Di hari acara penandatanganan MoU di sekolah, Plt Kepala SMKN 2 Pandeglang Rohmatul Fajri mengaku sangat bangga dan berterima kasih kepada Bogasari karena menjadi SMK pertama yang berhasil menjalin kerja sama dengan Bogasari. Rohamtul percaya, dengan kapasitas Bogasari sebagai industry terigu terbesar di Indonesia pasti banyak ilmu yang akan berguna untuk guru dan siswa. Apalagi, SMKN 2 Pandeglang baru saja ditetapkan jadi TEFA dan ditargetkan jadi BLUD (Badan Layanan Usaha Daerah).

“Jadi serap ilmu sebanyak-banyaknya dari Bogasari selama pelatihan dua hari ini dan sesi berikutnya.

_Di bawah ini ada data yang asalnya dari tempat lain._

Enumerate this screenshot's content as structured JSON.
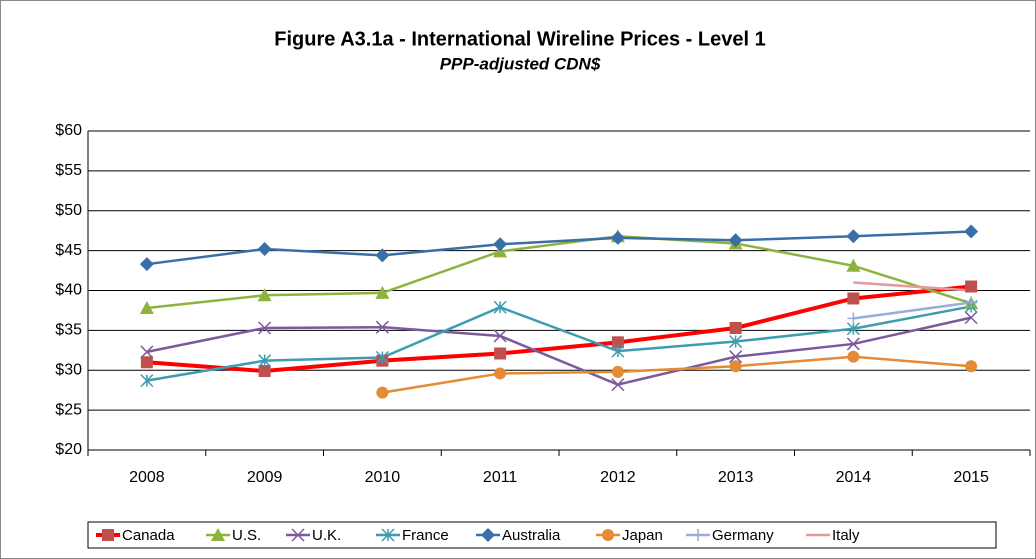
{
  "chart_data": {
    "type": "line",
    "title": "Figure A3.1a - International Wireline Prices - Level 1",
    "subtitle": "PPP-adjusted CDN$",
    "categories": [
      "2008",
      "2009",
      "2010",
      "2011",
      "2012",
      "2013",
      "2014",
      "2015"
    ],
    "ylim": [
      20,
      60
    ],
    "yticks": [
      {
        "value": 20,
        "label": "$20"
      },
      {
        "value": 25,
        "label": "$25"
      },
      {
        "value": 30,
        "label": "$30"
      },
      {
        "value": 35,
        "label": "$35"
      },
      {
        "value": 40,
        "label": "$40"
      },
      {
        "value": 45,
        "label": "$45"
      },
      {
        "value": 50,
        "label": "$50"
      },
      {
        "value": 55,
        "label": "$55"
      },
      {
        "value": 60,
        "label": "$60"
      }
    ],
    "grid": true,
    "legend": "bottom",
    "series": [
      {
        "name": "Canada",
        "color": "#ff0000",
        "marker": "square",
        "values": [
          31,
          29.9,
          31.2,
          32.1,
          33.5,
          35.3,
          39,
          40.5
        ]
      },
      {
        "name": "U.S.",
        "color": "#8db33e",
        "marker": "triangle",
        "values": [
          37.8,
          39.4,
          39.7,
          44.9,
          46.8,
          45.9,
          43.1,
          38.4
        ]
      },
      {
        "name": "U.K.",
        "color": "#7b5a9b",
        "marker": "x",
        "values": [
          32.3,
          35.3,
          35.4,
          34.3,
          28.2,
          31.7,
          33.3,
          36.6
        ]
      },
      {
        "name": "France",
        "color": "#3d9cb0",
        "marker": "star",
        "values": [
          28.7,
          31.2,
          31.6,
          37.9,
          32.4,
          33.6,
          35.2,
          38.0
        ]
      },
      {
        "name": "Australia",
        "color": "#3a6ea8",
        "marker": "diamond",
        "values": [
          43.3,
          45.2,
          44.4,
          45.8,
          46.6,
          46.3,
          46.8,
          47.4
        ]
      },
      {
        "name": "Japan",
        "color": "#e58a35",
        "marker": "circle",
        "values": [
          null,
          null,
          27.2,
          29.6,
          29.8,
          30.5,
          31.7,
          30.5
        ]
      },
      {
        "name": "Germany",
        "color": "#97aed8",
        "marker": "plus",
        "values": [
          null,
          null,
          null,
          null,
          null,
          null,
          36.5,
          38.5
        ]
      },
      {
        "name": "Italy",
        "color": "#e49a9a",
        "marker": "none",
        "values": [
          null,
          null,
          null,
          null,
          null,
          null,
          41,
          40
        ]
      }
    ]
  }
}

Tidak hanya siswa, tapi terutama lagi para guru agar bias digunakan dalam pengembangan pengajaran buat siswa lainnya di generasi berikutya. Tidak mudah pastinya mendapat kesempatan bekerja sama dengan perusahaan Bogasari. Ini kesempatan emas yang harus dimanfaatkan semaksimal mungkin,” ucap Plt Kepala SMKN 2 Pandeglang dalam sambutan di hadapan siswa dan guru.